Por Mariana Silva, Deputada na Assembleia da República (Os Verdes)

Na passada quinta-feira, foi aprovada a décima renovação do Estado de Emergência.

Os Verdes têm votado contra a declaração de Estado de Emergência, pois consideramos que um país não necessita de uma figura que limite as liberdades dos portugueses.

Não ignoramos os números de infectados, nem de mortes, que ouvimos diariamente, contudo, Portugal passa sobretudo por uma emergência na protecção da saúde, de manutenção dos postos de trabalho, de apoio às micro, pequenas e médias empresas, de investimento na cultura, de mudança de políticas para proteger e conservar a natureza.

Mas vejamos, o Estado de Emergência não foi necessário, até hoje, para tomar as medidas de urgência necessárias para reforçar o SNS.

São precisos meios para a contratação de pessoal, investimentos imediatos, reforço da capacidade de resposta. Para concretizar estes aspectos não é preciso o Estado de Emergência, pois esses meios foram aprovados no OE 21.

Por outro lado, os custos do confinamento, designadamente na electricidade, são hoje um problema, para as centenas de milhar de pessoas que são obrigadas pelo Estado a ficar em casa, sem obrigar as empresas a assumir todos os custos que anteriormente eram seus.

E, desde logo, não podemos ignorar que as habitações em Portugal não estão preparadas para o inverno e, particularmente, para as baixas temperaturas que se têm feito sentir.

O Estado de Emergência faz falta para dar resposta a esta questão simples? É urgente reduzir os custos de energia para tornar a vida das famílias suportável.

Os Verdes propuseram isso mesmo ao senhor Primeiro Ministro, que respondeu ter compreensão para o problema. O senhor Ministro do Ambiente disse que as facturas de Janeiro e de Fevereiro já trarão reflectida essa medida. Veremos o que isso significa.

No debate do OE, Os Verdes propuseram também que a EDP, empresa com lucros às centenas de milhões, fosse chamada a dar o seu contributo para os custos decorrentes da COVID. Mas essa proposta foi rejeitada pelo PSD, PS, CDS e IL.

O Estado de Emergência também nao tem respostas para
os pais que têm de ficar em casa com as crianças porque as escolas estão fechadas e não há previsão para reabrirem.

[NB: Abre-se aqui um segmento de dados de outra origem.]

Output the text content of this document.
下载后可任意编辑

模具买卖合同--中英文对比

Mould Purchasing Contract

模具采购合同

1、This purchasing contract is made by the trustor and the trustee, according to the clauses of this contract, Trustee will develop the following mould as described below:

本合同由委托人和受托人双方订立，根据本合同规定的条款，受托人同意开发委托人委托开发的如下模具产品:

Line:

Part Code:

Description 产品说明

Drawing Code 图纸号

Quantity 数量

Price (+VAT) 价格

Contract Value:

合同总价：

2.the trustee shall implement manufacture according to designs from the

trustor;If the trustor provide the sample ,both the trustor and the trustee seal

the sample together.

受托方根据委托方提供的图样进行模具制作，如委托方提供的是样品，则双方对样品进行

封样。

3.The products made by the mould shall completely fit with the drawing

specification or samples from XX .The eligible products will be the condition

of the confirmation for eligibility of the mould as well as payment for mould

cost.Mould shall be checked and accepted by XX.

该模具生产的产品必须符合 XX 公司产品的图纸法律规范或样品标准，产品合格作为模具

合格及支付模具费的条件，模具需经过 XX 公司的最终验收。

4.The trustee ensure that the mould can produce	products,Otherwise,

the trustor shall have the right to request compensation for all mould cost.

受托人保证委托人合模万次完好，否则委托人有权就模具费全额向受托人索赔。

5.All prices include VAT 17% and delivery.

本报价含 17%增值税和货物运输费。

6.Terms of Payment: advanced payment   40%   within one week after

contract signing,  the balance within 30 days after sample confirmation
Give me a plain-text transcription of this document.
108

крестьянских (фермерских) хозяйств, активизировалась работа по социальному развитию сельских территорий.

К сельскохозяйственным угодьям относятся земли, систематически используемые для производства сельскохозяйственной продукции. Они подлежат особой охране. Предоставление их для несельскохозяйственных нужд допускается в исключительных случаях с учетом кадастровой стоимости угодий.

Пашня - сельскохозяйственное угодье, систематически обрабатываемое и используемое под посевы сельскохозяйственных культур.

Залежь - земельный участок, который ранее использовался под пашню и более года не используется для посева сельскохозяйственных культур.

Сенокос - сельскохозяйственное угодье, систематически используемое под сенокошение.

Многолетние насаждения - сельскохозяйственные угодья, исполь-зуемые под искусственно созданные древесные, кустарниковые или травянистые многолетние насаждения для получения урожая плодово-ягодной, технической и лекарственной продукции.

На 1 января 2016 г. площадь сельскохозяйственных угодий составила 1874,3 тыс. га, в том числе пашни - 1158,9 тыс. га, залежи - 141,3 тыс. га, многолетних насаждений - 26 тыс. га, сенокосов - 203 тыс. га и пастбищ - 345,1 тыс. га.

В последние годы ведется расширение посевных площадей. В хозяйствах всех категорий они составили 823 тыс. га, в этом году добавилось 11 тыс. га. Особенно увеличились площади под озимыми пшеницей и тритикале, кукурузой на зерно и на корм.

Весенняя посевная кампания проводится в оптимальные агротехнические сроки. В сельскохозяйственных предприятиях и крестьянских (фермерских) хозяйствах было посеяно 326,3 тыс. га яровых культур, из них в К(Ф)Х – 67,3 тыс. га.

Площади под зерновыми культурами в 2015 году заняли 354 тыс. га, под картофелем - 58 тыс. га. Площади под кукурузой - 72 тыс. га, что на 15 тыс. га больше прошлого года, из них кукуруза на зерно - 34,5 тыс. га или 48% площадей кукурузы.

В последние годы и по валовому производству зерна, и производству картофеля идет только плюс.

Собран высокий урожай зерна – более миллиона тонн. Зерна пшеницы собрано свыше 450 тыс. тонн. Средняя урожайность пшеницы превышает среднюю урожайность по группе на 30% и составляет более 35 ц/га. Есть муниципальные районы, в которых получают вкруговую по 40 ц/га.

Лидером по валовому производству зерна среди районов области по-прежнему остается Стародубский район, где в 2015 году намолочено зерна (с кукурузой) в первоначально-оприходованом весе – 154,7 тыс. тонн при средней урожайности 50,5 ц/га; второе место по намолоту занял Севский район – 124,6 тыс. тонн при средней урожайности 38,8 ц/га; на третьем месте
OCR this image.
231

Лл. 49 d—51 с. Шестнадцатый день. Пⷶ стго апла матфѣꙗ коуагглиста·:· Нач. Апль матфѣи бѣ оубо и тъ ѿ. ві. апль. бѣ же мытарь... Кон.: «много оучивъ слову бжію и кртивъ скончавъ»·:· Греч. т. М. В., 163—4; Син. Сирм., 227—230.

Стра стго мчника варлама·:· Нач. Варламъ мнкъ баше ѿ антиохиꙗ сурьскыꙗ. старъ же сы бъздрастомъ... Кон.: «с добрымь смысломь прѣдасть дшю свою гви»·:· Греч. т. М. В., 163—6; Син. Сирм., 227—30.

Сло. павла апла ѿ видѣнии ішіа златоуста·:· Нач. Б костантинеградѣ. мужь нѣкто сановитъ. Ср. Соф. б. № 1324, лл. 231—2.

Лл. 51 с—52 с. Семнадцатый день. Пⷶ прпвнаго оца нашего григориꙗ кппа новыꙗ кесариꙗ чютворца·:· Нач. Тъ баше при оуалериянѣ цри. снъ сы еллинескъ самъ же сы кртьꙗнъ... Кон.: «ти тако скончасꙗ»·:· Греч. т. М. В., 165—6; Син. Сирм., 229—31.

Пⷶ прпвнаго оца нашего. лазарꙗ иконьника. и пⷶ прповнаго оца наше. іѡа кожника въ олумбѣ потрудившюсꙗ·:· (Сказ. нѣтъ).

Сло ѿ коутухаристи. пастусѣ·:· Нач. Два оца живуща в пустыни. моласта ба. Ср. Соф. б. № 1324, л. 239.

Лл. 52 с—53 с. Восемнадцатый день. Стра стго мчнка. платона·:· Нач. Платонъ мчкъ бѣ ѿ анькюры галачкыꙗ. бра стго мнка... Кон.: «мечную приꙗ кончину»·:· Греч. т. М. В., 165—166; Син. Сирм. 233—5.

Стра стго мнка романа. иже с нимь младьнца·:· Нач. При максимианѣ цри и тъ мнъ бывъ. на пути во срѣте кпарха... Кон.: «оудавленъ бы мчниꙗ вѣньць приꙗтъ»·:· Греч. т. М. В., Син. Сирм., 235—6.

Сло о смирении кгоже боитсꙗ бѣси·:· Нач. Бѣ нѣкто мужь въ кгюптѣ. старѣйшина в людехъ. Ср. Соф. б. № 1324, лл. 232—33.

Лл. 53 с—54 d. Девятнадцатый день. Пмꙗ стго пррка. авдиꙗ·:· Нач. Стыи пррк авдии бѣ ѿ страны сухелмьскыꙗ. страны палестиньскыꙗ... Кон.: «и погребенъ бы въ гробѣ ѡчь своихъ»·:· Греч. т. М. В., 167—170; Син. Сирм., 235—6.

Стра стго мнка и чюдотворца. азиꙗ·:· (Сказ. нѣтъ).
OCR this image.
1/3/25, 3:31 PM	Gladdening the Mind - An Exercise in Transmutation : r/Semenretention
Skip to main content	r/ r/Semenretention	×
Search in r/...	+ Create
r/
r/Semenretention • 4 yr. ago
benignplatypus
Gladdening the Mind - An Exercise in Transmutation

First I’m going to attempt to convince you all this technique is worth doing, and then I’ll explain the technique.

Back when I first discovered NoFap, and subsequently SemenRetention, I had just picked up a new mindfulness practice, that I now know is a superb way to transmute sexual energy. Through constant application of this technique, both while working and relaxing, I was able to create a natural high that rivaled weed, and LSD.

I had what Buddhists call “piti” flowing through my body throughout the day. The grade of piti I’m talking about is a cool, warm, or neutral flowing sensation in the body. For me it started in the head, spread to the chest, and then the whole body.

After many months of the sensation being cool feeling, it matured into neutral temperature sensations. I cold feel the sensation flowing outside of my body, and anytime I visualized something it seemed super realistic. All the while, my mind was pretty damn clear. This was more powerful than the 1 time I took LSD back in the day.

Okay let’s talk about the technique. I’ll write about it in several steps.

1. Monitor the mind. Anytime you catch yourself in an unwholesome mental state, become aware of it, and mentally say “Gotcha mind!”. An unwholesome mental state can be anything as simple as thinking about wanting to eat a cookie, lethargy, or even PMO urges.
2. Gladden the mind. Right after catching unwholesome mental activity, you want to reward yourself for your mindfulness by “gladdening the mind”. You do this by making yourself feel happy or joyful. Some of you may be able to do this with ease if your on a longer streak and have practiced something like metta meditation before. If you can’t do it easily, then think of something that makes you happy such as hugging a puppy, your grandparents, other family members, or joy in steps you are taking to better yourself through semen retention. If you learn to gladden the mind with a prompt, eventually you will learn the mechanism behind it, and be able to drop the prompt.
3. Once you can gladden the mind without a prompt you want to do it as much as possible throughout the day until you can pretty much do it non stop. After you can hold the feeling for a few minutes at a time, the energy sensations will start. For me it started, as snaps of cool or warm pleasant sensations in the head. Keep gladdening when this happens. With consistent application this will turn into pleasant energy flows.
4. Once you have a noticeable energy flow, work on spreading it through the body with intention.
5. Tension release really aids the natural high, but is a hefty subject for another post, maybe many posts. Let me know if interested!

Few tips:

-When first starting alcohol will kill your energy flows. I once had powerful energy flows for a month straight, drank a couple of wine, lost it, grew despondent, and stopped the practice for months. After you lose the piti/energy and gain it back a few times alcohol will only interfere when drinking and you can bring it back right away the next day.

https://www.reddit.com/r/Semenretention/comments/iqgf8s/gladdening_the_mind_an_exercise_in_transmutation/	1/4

A solução do Governo para estes pais trabalhadores é perderem um terço do ordenado porque são considerados em assistência à família. No entanto, estão em casa porque o Estado obriga os pais que estão em teletrabalho a ficar com os filhos e a cumprir com as suas obrigações laborais, sem sequer terem direito a invocar a necessidade de assistência à família.

Como é possível estar oito horas em frente a um computador ou a um telefone e ter que cuidar de uma, duas, ou três crianças?

Não apenas se colocam os pais trabalhadores em conflito com as empresas, porque não conseguem fazer o seu serviço, como os trabalhadores pais em conflito com os seus filhos e consigo próprios porque sentem que falham no acompanhamento familiar.

Por último, em que medida é que o Estado de Emergência responde à atenção que é necessário dar aos mais desprotegidos?

Os últimos dados indicam o aumento da violência doméstica, seja sobre mulheres ou idosos. E também indicam os impactos nos idosos que vivem sozinhos que são cada vez mais significativos. Os serviços de acompanhamento destas situações já estavam no limite antes e têm ainda mais dificuldades agora para acompanhar todos os casos.

Se o Estado de Emergência serve para nada, para além de limitações de liberdades, as quais os portugueses demonstraram que, percebendo o seu alcance, acatariam sem imposições, a saída deve ser, uma vez mais, a emergência na resposta do Estado.